I don’t consider therapy, as some of my friends do, a crutch. It really has helped me. It will be scary, starting over with a new therapist, but it’s also exciting.
Sunday, December 10, 1972
It’s 5 PM now and I’ve managed to survive the day intact so far. But I’m pretty sick, probably with the English flu that’s been going around; I have a fever of 101°.
Last night I got a call from Scott, who said he was “super-depressed” and needed to talk to me. I told him I was ill but that he could come over anyway if he didn’t mind the chance of catching the flu.
He arrived about 9:30 PM, bringing me tea; I remained in bed. Scott told me he was home, making out law school applications, and again he got the feeling of not knowing what he wants to do with his life.
“Four years in college,” Scott said, “and I’m not suited to do anything.”
I listened to him and offered my sympathy and what few suggestions I could make. We talked until 11 PM, and I fell asleep immediately after he left.
This morning I was incredibly sick. My head was throbbing with fever and mucus. I felt so weak I cried a little and kvetched a lot. I couldn’t do anything until 3 PM or so, when I felt strong enough at least to lift my head up off my pillow.
I feel all right now – still weak and grippey and feverish, though.
Gary called and said he had a rough time with the GREs yesterday, especially the Sociology advanced test.
I called Ronna, who was bored, she said, watching TV with her little brother. Sometimes I wonder if I’m not becoming a pest to her.
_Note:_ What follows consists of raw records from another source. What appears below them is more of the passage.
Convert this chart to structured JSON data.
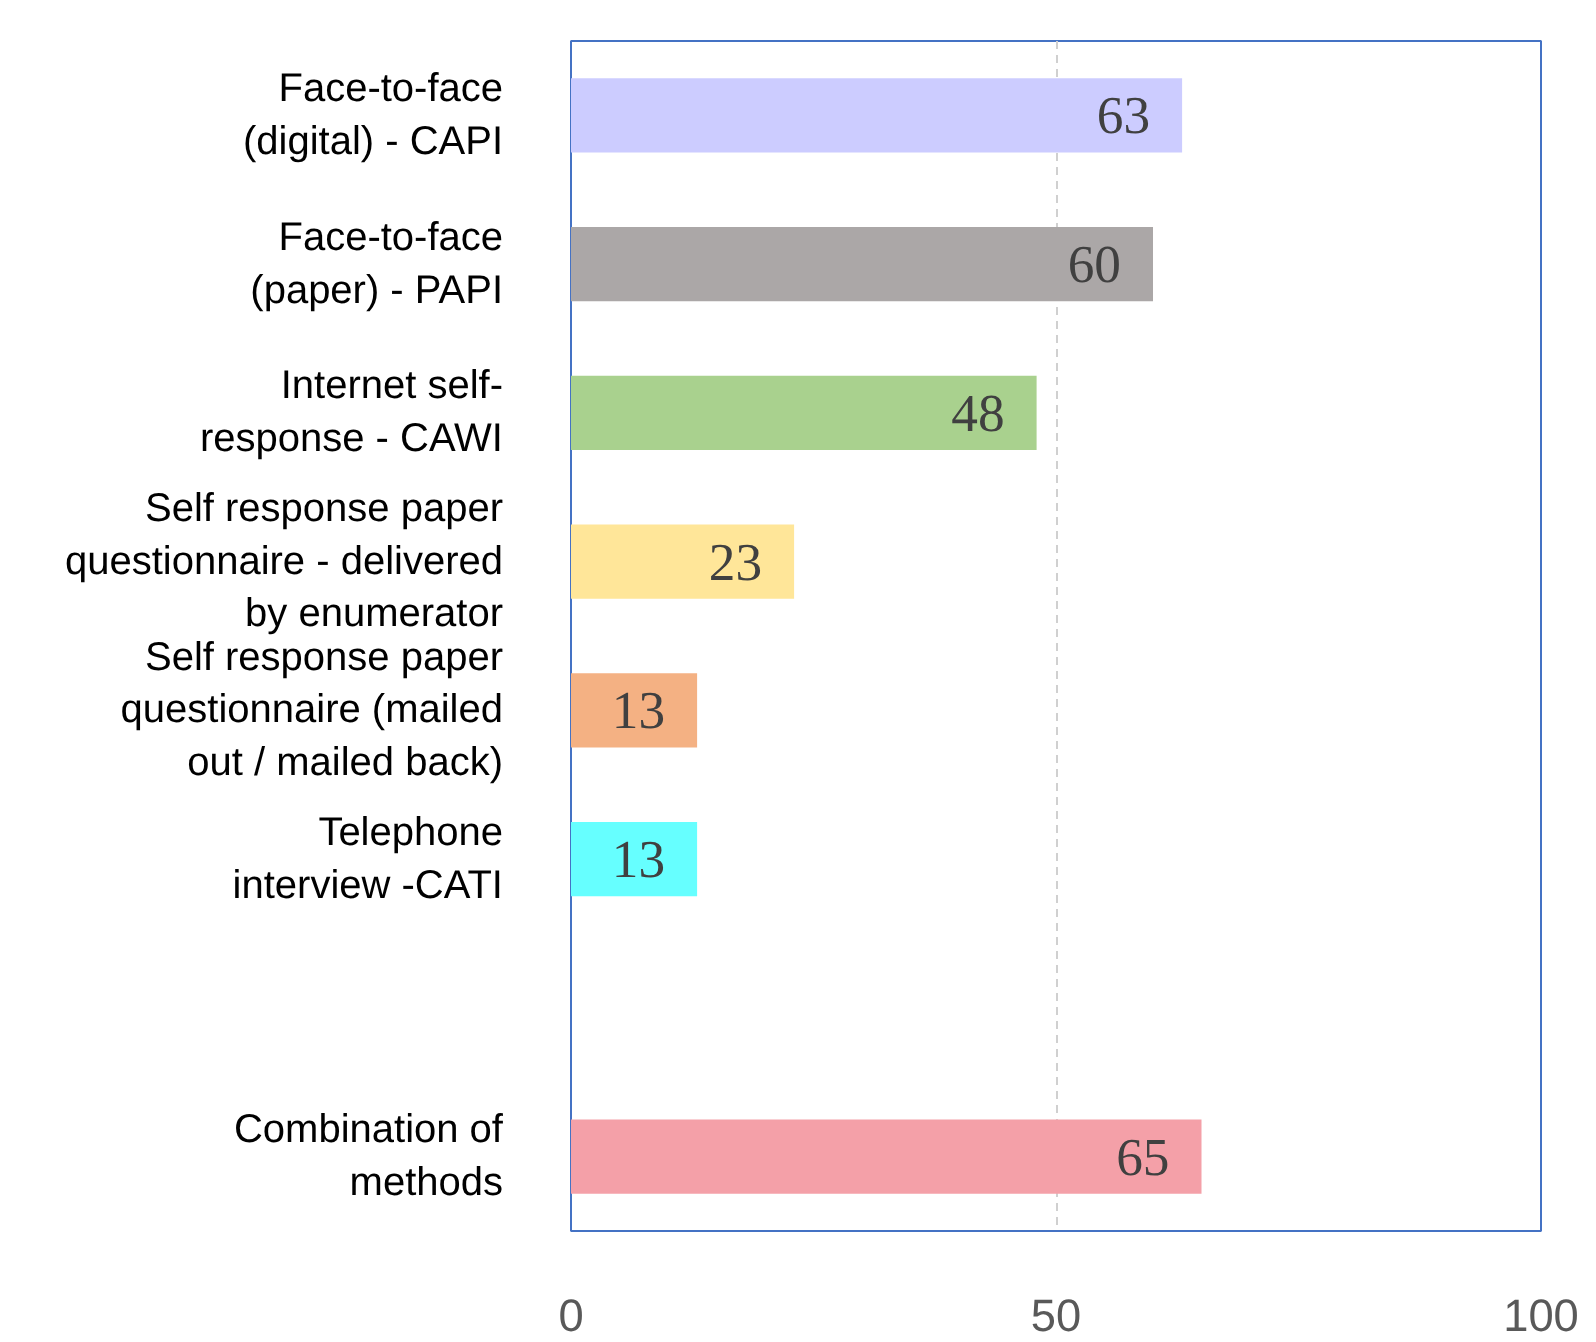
{
  "chart_data": {
    "type": "bar",
    "orientation": "horizontal",
    "categories": [
      "Face-to-face\n(digital) - CAPI",
      "Face-to-face\n(paper) - PAPI",
      "Internet self-\nresponse - CAWI",
      "Self response paper\nquestionnaire - delivered\nby enumerator",
      "Self response paper\nquestionnaire (mailed\nout / mailed back)",
      "Telephone\ninterview -CATI",
      null,
      "Combination of\nmethods"
    ],
    "values": [
      63,
      60,
      48,
      23,
      13,
      13,
      null,
      65
    ],
    "colors": [
      "#ccccff",
      "#aba7a7",
      "#a9d18e",
      "#ffe699",
      "#f4b183",
      "#66ffff",
      null,
      "#f4a0a8"
    ],
    "xlim": [
      0,
      100
    ],
    "xticks": [
      0,
      50,
      100
    ],
    "grid": "x",
    "data_labels": true
  }
}
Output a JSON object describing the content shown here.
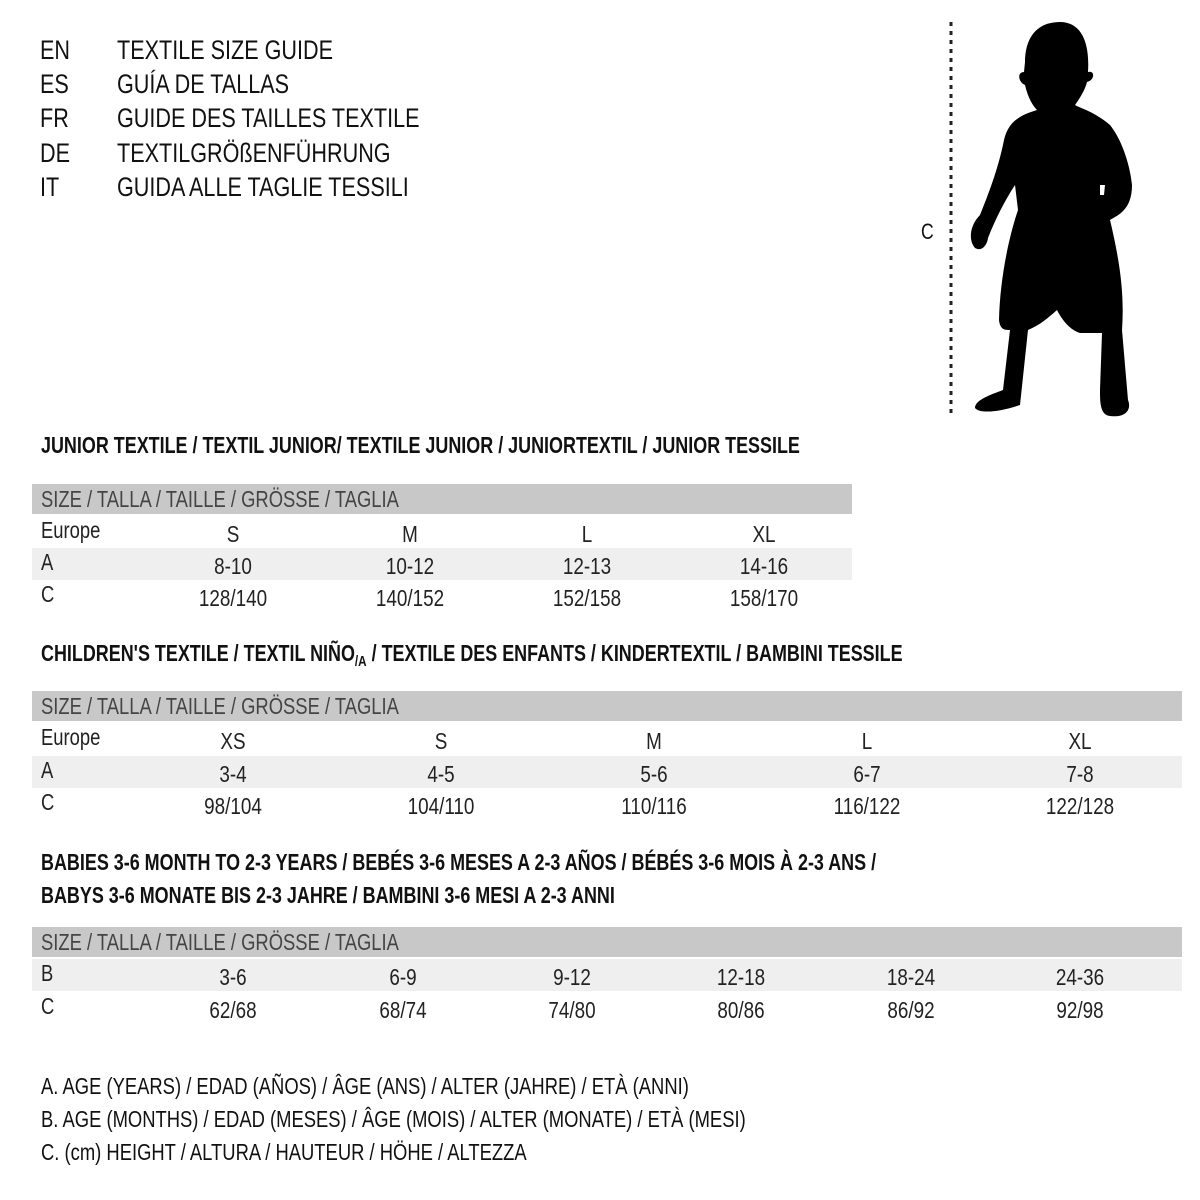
{
  "languages": [
    {
      "code": "EN",
      "title": "TEXTILE SIZE GUIDE"
    },
    {
      "code": "ES",
      "title": "GUÍA DE TALLAS"
    },
    {
      "code": "FR",
      "title": "GUIDE DES TAILLES TEXTILE"
    },
    {
      "code": "DE",
      "title": "TEXTILGRÖßENFÜHRUNG"
    },
    {
      "code": "IT",
      "title": "GUIDA ALLE TAGLIE TESSILI"
    }
  ],
  "figure": {
    "measure_label": "C",
    "icon": "child-silhouette-icon"
  },
  "size_header": "SIZE / TALLA / TAILLE / GRÖSSE / TAGLIA",
  "junior": {
    "title": "JUNIOR TEXTILE / TEXTIL JUNIOR/ TEXTILE JUNIOR / JUNIORTEXTIL / JUNIOR TESSILE",
    "rows": [
      {
        "label": "Europe",
        "values": [
          "S",
          "M",
          "L",
          "XL"
        ]
      },
      {
        "label": "A",
        "values": [
          "8-10",
          "10-12",
          "12-13",
          "14-16"
        ]
      },
      {
        "label": "C",
        "values": [
          "128/140",
          "140/152",
          "152/158",
          "158/170"
        ]
      }
    ]
  },
  "children": {
    "title_pre": "CHILDREN'S TEXTILE / TEXTIL NIÑO",
    "title_sub": "/A",
    "title_post": " / TEXTILE DES ENFANTS / KINDERTEXTIL / BAMBINI TESSILE",
    "rows": [
      {
        "label": "Europe",
        "values": [
          "XS",
          "S",
          "M",
          "L",
          "XL"
        ]
      },
      {
        "label": "A",
        "values": [
          "3-4",
          "4-5",
          "5-6",
          "6-7",
          "7-8"
        ]
      },
      {
        "label": "C",
        "values": [
          "98/104",
          "104/110",
          "110/116",
          "116/122",
          "122/128"
        ]
      }
    ]
  },
  "babies": {
    "title_line1": "BABIES 3-6 MONTH TO 2-3 YEARS / BEBÉS 3-6 MESES A 2-3 AÑOS / BÉBÉS 3-6 MOIS À 2-3 ANS /",
    "title_line2": "BABYS 3-6 MONATE BIS 2-3 JAHRE / BAMBINI 3-6 MESI A 2-3 ANNI",
    "rows": [
      {
        "label": "B",
        "values": [
          "3-6",
          "6-9",
          "9-12",
          "12-18",
          "18-24",
          "24-36"
        ]
      },
      {
        "label": "C",
        "values": [
          "62/68",
          "68/74",
          "74/80",
          "80/86",
          "86/92",
          "92/98"
        ]
      }
    ]
  },
  "legend": [
    "A. AGE (YEARS) / EDAD (AÑOS) / ÂGE (ANS) / ALTER (JAHRE) / ETÀ (ANNI)",
    "B. AGE (MONTHS) / EDAD (MESES) / ÂGE (MOIS) / ALTER (MONATE) / ETÀ (MESI)",
    "C. (cm) HEIGHT / ALTURA / HAUTEUR / HÖHE / ALTEZZA"
  ],
  "colors": {
    "header_bg": "#c8c8c8",
    "row_shade": "#efefef",
    "text": "#111111"
  }
}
Last night Scott said that “everybody in LaGuardia knows you’re always hanging around her.”
But I can talk to Ronna with ease now; I care for her more than I care for anyone else.
I called Mikey, who also spent the day indoors (it rained all day again today). He was having trouble with law school applications and constipation.
After I spoke to Grandma Ethel and Grandpa Herb, I had a little to eat. I hope this flu or whatever it is doesn’t last too long although I’m reconciled to staying home tomorrow and maybe Tuesday.